Code Branchwidth To Syndrome Depth Via Hardware Tree Decomposition¶

Claim/Theorem¶

This node is a source-grounded corollary schema rather than a named theorem from one paper.

Let \(\mathcal S\) be a stabilizer space on n data qubits, represented by a full-row-rank matrix with kernel code \(C=\ker H\). Consider a cubic tree \(T\) whose leaves are all circuit qubits, and for each edge \(e\in E(T)\) let \(L_e\) be one of the two leaf sets displayed by cutting \(e\). Assume every such hardware cut has boundary

\[ |\partial L_e|\;\le\;b. \]

Delete the ancilla leaves from \(T\) and suppress degree-2 vertices to obtain a cubic tree \(T_D\) on the data qubits alone. Then some edge-displayed data cut \(L\) of \(T_D\) satisfies

\[ \chi_L(\mathcal S)\;\ge\;\sigma(C), \]
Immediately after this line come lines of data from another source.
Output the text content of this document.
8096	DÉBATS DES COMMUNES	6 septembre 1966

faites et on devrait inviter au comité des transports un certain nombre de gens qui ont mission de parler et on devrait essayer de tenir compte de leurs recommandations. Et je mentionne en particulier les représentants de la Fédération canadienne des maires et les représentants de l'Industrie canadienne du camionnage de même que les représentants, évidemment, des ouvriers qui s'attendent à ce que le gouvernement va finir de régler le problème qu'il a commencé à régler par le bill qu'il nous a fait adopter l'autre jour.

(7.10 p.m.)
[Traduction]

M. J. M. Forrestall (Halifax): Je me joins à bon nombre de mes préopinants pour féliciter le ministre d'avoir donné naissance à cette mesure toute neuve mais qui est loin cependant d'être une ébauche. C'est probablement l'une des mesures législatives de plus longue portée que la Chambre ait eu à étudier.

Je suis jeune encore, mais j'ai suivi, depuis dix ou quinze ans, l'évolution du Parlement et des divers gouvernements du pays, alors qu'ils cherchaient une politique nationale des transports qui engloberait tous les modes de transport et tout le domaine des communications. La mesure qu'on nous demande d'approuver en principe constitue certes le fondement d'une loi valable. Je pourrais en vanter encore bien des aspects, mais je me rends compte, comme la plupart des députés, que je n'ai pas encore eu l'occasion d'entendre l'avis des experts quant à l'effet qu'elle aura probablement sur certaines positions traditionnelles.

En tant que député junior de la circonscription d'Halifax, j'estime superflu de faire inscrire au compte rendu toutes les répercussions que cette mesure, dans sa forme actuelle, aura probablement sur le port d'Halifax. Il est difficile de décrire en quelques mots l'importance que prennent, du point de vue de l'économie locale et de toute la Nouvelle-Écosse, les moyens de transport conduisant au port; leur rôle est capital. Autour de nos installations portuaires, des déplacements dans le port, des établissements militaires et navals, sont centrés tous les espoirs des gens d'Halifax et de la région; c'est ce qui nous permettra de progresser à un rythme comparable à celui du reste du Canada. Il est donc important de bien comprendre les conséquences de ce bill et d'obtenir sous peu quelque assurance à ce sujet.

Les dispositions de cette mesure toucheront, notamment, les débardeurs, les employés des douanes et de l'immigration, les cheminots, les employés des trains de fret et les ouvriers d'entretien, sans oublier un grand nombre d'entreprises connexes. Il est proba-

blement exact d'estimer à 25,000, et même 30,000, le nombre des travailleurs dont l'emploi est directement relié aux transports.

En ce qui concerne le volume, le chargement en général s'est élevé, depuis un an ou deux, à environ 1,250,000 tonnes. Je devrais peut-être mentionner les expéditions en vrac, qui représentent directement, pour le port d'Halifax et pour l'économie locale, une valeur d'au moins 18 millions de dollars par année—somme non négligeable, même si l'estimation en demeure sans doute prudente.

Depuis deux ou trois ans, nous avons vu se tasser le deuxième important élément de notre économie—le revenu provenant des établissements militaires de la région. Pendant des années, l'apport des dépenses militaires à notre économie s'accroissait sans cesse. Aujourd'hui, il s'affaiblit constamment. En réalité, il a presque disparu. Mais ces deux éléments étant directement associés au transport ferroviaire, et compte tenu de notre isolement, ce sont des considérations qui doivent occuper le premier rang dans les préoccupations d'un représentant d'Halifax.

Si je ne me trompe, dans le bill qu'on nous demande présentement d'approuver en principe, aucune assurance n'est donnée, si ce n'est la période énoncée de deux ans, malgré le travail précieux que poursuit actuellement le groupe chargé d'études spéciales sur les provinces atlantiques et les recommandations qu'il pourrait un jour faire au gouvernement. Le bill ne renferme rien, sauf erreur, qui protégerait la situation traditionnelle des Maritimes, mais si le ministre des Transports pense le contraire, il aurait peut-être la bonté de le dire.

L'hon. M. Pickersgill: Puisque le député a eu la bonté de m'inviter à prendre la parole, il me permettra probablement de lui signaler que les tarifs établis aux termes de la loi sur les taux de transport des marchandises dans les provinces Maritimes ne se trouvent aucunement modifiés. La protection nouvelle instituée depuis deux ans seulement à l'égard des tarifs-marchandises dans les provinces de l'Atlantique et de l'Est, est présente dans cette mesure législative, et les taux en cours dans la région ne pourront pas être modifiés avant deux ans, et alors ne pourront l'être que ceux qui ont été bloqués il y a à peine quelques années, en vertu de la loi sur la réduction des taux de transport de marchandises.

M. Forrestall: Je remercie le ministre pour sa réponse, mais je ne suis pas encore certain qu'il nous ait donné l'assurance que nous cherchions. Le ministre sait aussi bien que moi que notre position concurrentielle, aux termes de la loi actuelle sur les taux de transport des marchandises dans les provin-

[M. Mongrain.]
where \(\sigma(C)\) is the code branchwidth from [[good-codes-have-logarithmic-branchwidth.md]]. Therefore any local Clifford syndrome-extraction circuit measuring a generating family of \(\mathcal S\) on the hardware graph obeys

\[ \operatorname{depth}(C) \;\ge\; \frac{\sigma(C)}{64\,b}. \]

If the associated classical kernel code \(C=\ker H\) has parameters [n,k_C,d_C], then combining this with [[good-codes-have-logarithmic-branchwidth.md]] gives

\[ \operatorname{depth}(C) \;\in\; \Omega\!\left( \frac{k_C(d_C-1)}{n\log n\; b} \right) \]

for the measured stabilizer space.

So any hardware family admitting a small-width tree decomposition of its qubit set already forces superconstant syndrome-extraction depth for good codes, even without proving linear balanced-cut connectivity.

Proof sketch:

By [[cross-cut-stabilizer-rank-rank-formula.md]], code branchwidth is the minimum over cubic trees on the data coordinates of the maximum displayed intrinsic cut-rank.
The induced data tree \(T_D\) is one such cubic tree, so some displayed data cut has \(\chi_L(\mathcal S)\ge \sigma(C)\).
That data cut comes from an edge cut of the original hardware tree whose boundary is at most \(b\).
Apply [[stabilizer-cut-rank-functional.md]] to that hardware cut.

This is the tree-decomposition analogue of [[trellis-width-to-syndrome-depth-via-hardware-ordering.md]], with branchwidth replacing trellis-width and a general cubic tree replacing a path.

Dependencies¶

[[cross-cut-stabilizer-rank-rank-formula.md]]
[[good-codes-have-logarithmic-branchwidth.md]]
[[stabilizer-cut-rank-functional.md]]
[[trellis-width-to-syndrome-depth-via-hardware-ordering.md]]

Conflicts/Gaps¶

Because the current branchwidth lower bound for good codes is only Omega(n/log n), this route is asymptotically weaker than the cutwidth / trellis-width route on static grids.
The useful hardware parameter here is a tree-decomposition cut width of the qubit set; the current graph does not yet identify the optimal standard graph invariant for this role.
The theorem still lives inside the stabilizer-measurement model and does not yet define the full compiler-native CD(T_n,\mathfrak G) object.
This route does not eliminate the need for stronger structure such as balanced linear \chi_L if one wants the sharp Omega(n/sqrt N) law on broad separator families rather than only sweep-like or tree-decomposable families.
As with the cutwidth route, the lower bound depends on the classical kernel code rather than directly on the quantum code parameters. For CSS qLDPC families this makes the route conditional rather than decisive; see [[qldpc-css-constituent-codes-not-good.md]].

Sources¶

10.48550/arXiv.2109.14599
10.48550/arXiv.0805.2199
10.48550/arXiv.0711.1383